Sunday, 6 April 2008

Say Sorry So We Can Move On

Brave New World (The Star)
3 April 2008

There is nothing wrong in admitting one’s mistake. It is in fact a type of strength."


Saying sorry is really hard, apparently. At least according to Elton John; but then I can’t see that camp old fellow apologising to anyone.

Speaking of old fellows, former prime minister Tun Dr Mahathir Mohamad too doesn’t seem to be keen on saying sorry.

His reaction to calls from DAP chairman Karpal Singh for him to apologise for the dismissal of Tun Salleh Abbas in 1988 was to brush it aside.

Instead, he said that the tribunal which decided against Salleh Abbas, then Lord President, should apologise. That’s akin to John Wilkes Booth saying that his pistol should apologise to Abraham Lincoln.

However, this is neither here nor there. Karpal was just being Karpal, and it will be a chilly day in hell before Mahathir apologises for his administration.

The actual proposal by Senator Zaid Ibrahim is that the present government should apologise to Salleh Abbas and the other judges sacked during that black spot in our judicial history.

This proposal has met with some objections – primarily that an apology is not enough. The culprits are still around so they should be brought to task.

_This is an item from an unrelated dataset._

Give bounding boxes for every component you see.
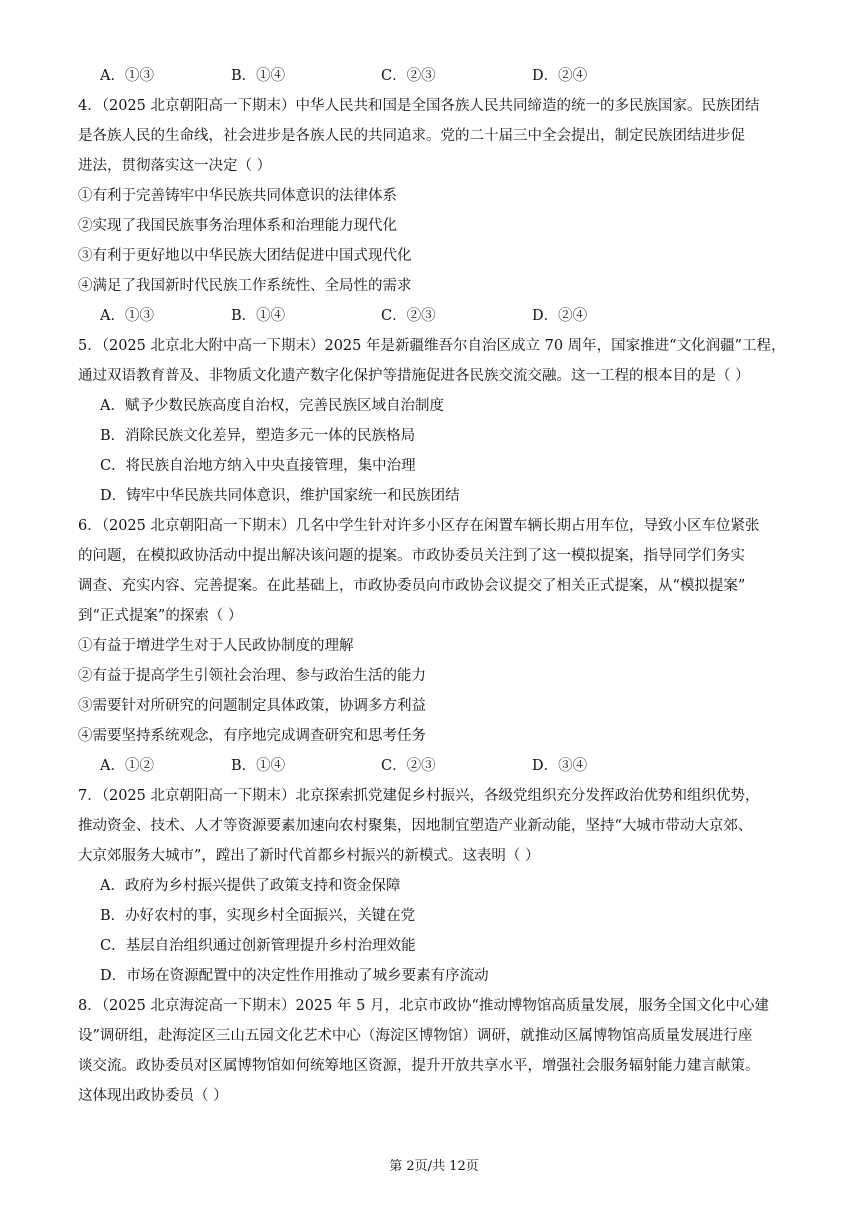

The situation in Malaysia is different from, say, in Australia. There, the recent apology by the government to the Aboriginal people made sense because the perpetrators of the worst offences against Australia’s indigenes are dead.

Actually, I liken an apology to Salleh and the two judges who were suspended, then sacked, more to the South African truth and reconciliation efforts at the fall of apartheid.

The purpose is not so much to punish the offenders, but more to seek closure to an awful part of the nation’s history, and then to move on.

And the legal system needs to move on. We live in the shadow of 1988 and all the problems that have resulted from it.

The perceived loss of confidence in the judiciary’s impartiality stems from that time, as well as the sense that the judiciary is beholden to outside powers, be they political or business.

A sense that was proven apparently correct, correct, correct to many people’s eyes when the infamous Lingam tape floated to the surface.

I can understand the need for justice. I truly sympathise with the idea of putting those responsible for the 1988 debacle through the wringer of the justice system, but, realistically, can this happen any time soon?

Perhaps it is better to have an apology, which will be akin to an official admission that the Government had done something terrible to the judiciary.

With such an admission, we can then start to rebuild, because then it will be absolutely clear that a terrible injustice has occurred and there is a need for a fresh start.

However, at the time of writing, even this symbolic (albeit important) step of saying sorry has been rejected by the Cabinet.

I imagine such an admission would be considered too embarrassing and a loss of face. Or perhaps the Cabinet truly believes that the tribunal was not wrongly constituted and unfair.

Whatever the reason, it is unwise to reject the idea of an apology. We have a desperate need to rebuild our judiciary and – it follows – the entire legal system to something we can not only be proud of, but also more importantly feel secure with.

This is one of the issues that powered the wave of discontent against the Barisan Nasional in the last election. It is odd then that the Cabinet chooses not to deal with it head-on and to dismiss Zaid’s idea (some would say, rather arrogantly).

There is nothing wrong in admitting one’s mistake. It is in fact a type of strength. A person can make all sorts of mistakes, the important thing is to realise that mistake and try to fix it.

Take Zaid, for example. When I first saw him I was a young tutor and he was climbing the Umno ladder.

It was at a panel discussion at a public university and he was defending the amendments to the Land Acquisition Act, which basically allowed the Government to compulsorily acquire land not just for public purposes but also for commercial purposes. It also shut the door on any judicial review over the reasons for such acquisitions.

In my young and idealistic mind, such an amendment was an affront to the principles of justice and social equity I was trained in, and I told Zaid in no uncertain terms that as a lawyer, he could not be defending such a law.

He, being the president of the mighty Muslim Lawyers Association, quite scathingly put me down.

He seems like a different chap nowadays. Maybe I should ask him to apologise?